The UK’s position as the global capital for fintech innovation was born in the fallout of the financial crash of 2008.  

As the country faces a potential recession 14 years later, there is a sense of cautious optimism that aspiring fintech founders will find opportunities in the current economic uncertainty and create a new generation of British fintech unicorns in the process. 

However, potential fintech founders starting their entrepreneurial journey in 2022 face a landscape that would be almost unrecognisable to their predecessors. 

The first generation of British fintech startups leveraged a unique moment in time. Armed with technology skills and a simmering rage about the excesses of financial services, disillusioned bankers went from Canary Wharf to Old Street and unleashed the new efficiencies of digital innovation on traditional banking practices for the very first time. 

The iPhone had launched the year before, and consumers were starting to adopt online banking at scale.

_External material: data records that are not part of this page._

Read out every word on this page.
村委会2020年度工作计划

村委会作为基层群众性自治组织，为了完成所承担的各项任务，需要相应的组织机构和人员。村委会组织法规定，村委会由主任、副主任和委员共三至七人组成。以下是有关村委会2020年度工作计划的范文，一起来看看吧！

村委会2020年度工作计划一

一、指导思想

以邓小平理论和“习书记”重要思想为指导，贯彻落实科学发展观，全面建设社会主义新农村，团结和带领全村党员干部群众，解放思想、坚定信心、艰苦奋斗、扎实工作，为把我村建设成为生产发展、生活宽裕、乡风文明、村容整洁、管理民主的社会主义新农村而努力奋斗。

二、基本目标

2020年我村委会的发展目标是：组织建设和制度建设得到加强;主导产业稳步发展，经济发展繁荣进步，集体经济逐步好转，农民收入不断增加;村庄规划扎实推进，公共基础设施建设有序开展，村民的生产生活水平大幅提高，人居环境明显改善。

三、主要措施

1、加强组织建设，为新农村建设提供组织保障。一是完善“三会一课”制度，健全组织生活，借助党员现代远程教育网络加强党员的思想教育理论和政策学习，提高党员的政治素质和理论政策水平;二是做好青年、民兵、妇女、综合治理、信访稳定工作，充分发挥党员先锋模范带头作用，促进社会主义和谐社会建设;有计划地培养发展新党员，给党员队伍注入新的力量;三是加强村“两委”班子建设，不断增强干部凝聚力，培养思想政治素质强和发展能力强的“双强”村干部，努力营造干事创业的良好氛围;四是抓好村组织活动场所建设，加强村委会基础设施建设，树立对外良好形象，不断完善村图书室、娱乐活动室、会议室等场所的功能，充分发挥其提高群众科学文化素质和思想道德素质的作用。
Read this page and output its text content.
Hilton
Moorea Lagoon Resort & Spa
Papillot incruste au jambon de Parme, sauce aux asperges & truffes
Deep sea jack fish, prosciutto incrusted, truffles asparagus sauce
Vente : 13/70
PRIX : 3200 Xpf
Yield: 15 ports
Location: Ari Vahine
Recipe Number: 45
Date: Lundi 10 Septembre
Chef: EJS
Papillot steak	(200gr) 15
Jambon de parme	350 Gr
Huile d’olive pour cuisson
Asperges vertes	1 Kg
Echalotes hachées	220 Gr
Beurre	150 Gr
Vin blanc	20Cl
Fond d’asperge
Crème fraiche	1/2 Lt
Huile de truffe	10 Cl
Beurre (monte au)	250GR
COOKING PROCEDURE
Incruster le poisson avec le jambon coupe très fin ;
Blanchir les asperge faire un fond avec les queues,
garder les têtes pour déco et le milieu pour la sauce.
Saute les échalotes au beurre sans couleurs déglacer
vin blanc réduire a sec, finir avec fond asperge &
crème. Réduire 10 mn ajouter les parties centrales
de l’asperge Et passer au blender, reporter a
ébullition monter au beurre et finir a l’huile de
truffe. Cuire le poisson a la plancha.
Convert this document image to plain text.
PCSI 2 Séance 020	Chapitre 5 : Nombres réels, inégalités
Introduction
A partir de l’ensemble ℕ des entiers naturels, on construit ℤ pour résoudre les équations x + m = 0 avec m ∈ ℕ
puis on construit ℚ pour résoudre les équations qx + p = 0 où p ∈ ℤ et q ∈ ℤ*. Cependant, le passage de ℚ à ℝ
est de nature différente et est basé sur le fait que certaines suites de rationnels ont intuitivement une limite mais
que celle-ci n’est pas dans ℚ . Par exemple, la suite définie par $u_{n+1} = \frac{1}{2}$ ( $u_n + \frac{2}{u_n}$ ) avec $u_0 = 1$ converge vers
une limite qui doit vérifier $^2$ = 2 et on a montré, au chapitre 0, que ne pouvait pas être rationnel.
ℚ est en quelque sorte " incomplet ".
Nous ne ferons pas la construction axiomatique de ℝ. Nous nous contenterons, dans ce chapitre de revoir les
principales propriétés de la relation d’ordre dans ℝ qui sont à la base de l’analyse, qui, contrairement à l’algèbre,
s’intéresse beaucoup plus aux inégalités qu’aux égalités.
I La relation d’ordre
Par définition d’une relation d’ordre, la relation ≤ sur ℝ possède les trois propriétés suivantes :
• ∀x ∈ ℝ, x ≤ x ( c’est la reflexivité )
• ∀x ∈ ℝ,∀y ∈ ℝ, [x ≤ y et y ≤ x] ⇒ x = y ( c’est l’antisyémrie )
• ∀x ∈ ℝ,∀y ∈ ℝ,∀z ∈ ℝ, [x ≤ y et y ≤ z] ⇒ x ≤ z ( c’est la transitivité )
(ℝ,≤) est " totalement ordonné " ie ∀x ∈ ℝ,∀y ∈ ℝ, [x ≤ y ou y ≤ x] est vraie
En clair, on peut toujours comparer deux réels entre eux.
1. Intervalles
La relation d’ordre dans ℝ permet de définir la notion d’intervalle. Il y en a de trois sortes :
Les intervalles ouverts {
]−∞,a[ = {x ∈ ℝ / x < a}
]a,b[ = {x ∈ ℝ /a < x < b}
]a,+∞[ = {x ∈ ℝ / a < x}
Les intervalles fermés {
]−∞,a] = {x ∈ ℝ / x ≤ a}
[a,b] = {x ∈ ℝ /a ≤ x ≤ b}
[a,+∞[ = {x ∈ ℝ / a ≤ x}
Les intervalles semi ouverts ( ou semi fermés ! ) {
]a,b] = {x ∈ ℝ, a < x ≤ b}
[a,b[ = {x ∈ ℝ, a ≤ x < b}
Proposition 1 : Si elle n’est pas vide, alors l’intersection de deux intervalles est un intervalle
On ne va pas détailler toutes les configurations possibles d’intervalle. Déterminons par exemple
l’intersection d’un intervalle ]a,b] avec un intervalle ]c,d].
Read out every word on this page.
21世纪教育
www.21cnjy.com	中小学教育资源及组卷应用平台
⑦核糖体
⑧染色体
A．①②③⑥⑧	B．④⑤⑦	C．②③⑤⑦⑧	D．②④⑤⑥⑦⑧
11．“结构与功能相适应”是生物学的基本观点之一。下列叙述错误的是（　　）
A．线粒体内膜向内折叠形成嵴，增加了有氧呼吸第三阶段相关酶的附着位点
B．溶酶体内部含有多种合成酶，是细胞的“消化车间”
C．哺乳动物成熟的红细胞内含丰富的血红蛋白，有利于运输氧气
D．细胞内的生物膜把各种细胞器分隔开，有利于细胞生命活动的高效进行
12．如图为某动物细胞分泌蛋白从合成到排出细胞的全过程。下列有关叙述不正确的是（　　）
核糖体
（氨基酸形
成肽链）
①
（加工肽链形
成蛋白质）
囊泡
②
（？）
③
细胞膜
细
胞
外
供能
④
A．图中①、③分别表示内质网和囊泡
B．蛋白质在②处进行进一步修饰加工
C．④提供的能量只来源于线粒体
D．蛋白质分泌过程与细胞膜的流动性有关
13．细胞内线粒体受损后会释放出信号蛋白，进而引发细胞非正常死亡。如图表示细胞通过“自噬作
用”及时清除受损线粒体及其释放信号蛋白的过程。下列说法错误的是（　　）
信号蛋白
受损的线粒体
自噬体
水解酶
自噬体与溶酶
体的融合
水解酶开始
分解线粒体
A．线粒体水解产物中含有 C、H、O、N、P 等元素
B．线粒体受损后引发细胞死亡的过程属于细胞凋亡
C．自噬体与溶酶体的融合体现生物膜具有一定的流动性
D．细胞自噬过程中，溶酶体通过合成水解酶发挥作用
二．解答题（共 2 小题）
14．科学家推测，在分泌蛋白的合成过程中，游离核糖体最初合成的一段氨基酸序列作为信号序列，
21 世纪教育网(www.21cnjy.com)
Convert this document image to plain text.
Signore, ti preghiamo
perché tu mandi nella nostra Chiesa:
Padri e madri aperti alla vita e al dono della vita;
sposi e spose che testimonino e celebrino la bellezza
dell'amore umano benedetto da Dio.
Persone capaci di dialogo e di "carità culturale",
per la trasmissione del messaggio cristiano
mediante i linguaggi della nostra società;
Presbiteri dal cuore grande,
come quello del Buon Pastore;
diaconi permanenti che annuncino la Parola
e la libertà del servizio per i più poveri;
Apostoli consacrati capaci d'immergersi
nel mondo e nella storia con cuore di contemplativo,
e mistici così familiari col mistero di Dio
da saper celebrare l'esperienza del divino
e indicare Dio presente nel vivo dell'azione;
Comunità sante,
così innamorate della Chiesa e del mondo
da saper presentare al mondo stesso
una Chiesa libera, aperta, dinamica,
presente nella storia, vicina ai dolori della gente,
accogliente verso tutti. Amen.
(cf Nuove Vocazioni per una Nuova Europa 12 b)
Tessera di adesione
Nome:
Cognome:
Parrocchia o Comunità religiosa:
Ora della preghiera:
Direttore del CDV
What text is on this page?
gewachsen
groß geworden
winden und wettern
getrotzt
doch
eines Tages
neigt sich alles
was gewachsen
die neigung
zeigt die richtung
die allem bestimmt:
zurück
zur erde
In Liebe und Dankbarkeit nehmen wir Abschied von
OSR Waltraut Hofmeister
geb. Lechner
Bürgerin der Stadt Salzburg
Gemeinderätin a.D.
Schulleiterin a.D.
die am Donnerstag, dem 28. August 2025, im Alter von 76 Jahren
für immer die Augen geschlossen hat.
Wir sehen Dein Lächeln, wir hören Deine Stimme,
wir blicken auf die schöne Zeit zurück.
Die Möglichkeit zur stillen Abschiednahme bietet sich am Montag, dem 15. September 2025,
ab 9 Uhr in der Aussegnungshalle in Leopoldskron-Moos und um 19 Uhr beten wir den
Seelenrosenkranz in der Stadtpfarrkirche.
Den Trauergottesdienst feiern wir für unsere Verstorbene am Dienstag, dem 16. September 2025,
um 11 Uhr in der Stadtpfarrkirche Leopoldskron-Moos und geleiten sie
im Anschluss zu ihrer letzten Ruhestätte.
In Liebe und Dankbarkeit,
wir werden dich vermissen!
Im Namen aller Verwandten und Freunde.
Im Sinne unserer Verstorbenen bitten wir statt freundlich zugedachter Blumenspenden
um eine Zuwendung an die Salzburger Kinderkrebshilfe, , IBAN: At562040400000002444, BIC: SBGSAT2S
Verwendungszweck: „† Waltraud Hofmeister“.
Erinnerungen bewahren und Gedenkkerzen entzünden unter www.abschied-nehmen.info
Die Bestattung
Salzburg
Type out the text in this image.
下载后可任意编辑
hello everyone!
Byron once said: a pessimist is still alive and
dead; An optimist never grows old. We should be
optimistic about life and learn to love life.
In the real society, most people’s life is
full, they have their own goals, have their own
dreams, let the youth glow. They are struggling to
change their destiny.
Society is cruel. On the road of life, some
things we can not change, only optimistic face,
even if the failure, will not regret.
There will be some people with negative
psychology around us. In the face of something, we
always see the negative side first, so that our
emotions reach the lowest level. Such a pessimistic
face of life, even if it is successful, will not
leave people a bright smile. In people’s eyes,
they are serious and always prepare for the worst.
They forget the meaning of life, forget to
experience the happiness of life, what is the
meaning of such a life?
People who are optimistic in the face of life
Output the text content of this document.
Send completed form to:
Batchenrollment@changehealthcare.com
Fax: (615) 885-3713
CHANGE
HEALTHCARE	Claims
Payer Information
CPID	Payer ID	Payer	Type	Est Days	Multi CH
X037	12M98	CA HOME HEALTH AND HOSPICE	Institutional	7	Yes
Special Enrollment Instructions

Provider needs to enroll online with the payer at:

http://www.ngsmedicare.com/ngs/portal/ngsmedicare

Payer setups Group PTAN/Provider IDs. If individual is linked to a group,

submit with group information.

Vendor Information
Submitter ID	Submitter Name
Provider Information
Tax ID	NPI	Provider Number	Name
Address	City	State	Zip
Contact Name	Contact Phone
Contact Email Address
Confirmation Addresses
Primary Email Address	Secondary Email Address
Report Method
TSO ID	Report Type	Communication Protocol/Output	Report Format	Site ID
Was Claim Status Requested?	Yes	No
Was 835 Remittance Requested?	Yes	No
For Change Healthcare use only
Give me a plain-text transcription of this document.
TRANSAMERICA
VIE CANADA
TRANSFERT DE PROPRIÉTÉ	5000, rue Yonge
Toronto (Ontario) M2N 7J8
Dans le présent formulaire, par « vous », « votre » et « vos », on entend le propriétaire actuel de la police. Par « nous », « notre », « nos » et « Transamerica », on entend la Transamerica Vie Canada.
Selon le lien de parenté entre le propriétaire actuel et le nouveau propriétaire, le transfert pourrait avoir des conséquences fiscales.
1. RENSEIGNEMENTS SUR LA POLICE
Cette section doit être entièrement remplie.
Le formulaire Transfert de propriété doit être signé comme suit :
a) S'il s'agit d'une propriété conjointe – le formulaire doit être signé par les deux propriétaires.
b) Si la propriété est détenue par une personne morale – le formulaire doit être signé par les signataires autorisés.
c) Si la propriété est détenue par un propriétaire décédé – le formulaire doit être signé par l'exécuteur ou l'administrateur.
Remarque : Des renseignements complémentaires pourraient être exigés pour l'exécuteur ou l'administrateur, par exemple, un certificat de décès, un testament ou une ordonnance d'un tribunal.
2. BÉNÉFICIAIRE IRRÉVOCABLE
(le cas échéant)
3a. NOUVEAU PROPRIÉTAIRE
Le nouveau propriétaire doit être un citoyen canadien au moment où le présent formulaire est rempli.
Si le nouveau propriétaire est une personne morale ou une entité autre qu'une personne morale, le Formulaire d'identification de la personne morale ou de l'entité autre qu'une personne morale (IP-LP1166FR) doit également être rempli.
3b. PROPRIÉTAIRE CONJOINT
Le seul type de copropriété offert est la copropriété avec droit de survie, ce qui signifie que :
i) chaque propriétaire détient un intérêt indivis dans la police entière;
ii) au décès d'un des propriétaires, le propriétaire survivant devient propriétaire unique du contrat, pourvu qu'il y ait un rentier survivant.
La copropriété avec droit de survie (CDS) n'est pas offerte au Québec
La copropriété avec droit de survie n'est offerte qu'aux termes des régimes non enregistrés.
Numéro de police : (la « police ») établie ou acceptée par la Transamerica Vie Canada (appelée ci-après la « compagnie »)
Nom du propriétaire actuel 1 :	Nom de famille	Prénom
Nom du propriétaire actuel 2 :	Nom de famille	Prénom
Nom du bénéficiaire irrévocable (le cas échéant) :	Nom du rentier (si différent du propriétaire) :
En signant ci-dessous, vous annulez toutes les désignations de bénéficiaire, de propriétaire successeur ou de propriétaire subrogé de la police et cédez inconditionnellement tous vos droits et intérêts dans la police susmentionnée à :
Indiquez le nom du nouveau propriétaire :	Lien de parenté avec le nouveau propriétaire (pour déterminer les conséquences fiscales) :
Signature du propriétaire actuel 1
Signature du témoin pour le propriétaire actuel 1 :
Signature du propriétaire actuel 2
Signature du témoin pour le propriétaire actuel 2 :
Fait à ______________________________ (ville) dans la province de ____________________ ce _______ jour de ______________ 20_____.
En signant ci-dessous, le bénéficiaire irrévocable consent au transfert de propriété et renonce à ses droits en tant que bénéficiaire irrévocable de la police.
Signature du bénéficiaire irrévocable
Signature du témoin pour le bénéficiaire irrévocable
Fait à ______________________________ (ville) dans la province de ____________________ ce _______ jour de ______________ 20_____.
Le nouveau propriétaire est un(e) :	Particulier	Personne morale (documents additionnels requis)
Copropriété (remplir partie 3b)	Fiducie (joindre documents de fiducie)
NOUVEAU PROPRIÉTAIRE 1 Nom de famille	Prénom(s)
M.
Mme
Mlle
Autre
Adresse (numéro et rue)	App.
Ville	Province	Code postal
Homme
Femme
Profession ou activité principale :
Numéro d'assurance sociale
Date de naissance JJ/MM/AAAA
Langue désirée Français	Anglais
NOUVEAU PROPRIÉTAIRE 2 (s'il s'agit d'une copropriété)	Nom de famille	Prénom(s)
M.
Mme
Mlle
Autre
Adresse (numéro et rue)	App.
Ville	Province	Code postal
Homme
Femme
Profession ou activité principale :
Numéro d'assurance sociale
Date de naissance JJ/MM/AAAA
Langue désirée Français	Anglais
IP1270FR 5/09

This was a global market ready for digital disruption, and widespread redundancies after the financial crash made London an epicentre of talent. 

These former bankers and emerging fintech founders also had generous redundancy packages which supplemented the lucrative salaries they had already enjoyed - giving them the freedom to operate without the practical worries of not being able to pay the bills. 

The landscape in 2022 is clearly very different. Potential founders being battered by the cost of living crisis, rising inflation and mortgage rates have to make very different decisions to those creating startups 14 years ago. 

However, despite arguably higher barriers to entrepreneurship than ever, I would argue that there has never been a better time to become a fintech founder in the UK. If 2008 started a British fintech revolution, then 2022 could create British fintech companies that achieve even greater global success long-term. 

Despite the growing economic turbulence, we have actually seen applications from potential founders increase by nearly 20% over the past six months for our residential program where we pay people to leave their jobs to start a business. These founders are technical experts coming not from banks, but from fintech companies and scale-ups who are looking to seize this once-in-a-generation opportunity to build a new business to solve the new, significant problems facing society during a period of great uncertainty. 

They represent highly skilled tech talent with first-hand experience creating products within high-growth fintech companies. Traditionally, European unicorn founders enjoyed successful careers in banks or consultancies before pursuing startup ambitions. Now, after more than a decade of growth in the European tech ecosystem, we’re seeing tech companies producing the next generation of tech founder talent. 

Also, the fintech founders of 2008 were entering a market that wasn’t equipped to provide growth capital to early-stage tech companies. SEIS and EIS weren’t yet established, and there were a handful of venture capital firms across Europe. 

Now, there is more capital available to early-stage founders than ever before. And, whilst the tech downturn has stopped the ‘mega rounds’ that drove tech investment to record-breaking levels in previous years, we are seeing remarkable resilience within early-stage investment activity.

The UK government’s recent announcement that expanded SEIS to further encourage investments in new UK businesses will result in more startups being formed. Institutional investors are also shifting to earlier-stage across a broad portfolio to better diversify their holdings against the valuation decreases seen with later-stage businesses.

VC firms have to deploy their capital within a set period of time, and they are looking to early-stage investments as a likely valuable source of portfolio growth during this period of economic uncertainty. If most recessions last between two to three years, then backing early-stage companies with a diversified strategy could play a valuable part of their overall portfolio strategy for the life of their fund. 

Within this context, new fintech unicorns will emerge from this recession. If potential founders can embrace the risk of leaving more reliable positions during a cost-of-living crisis, then they have significant opportunities ahead. 

This combination of more capital, more experienced founders, unique opportunities for disruption and low costs of establishing a business means that there is significant growth potential. 

For the fintech founders that can navigate this complex economic situation, there is every opportunity for 2022 to inspire the creation of the next great fintech unicorns out of the UK. 

The views and opinions expressed are not necessarily those of AltFi.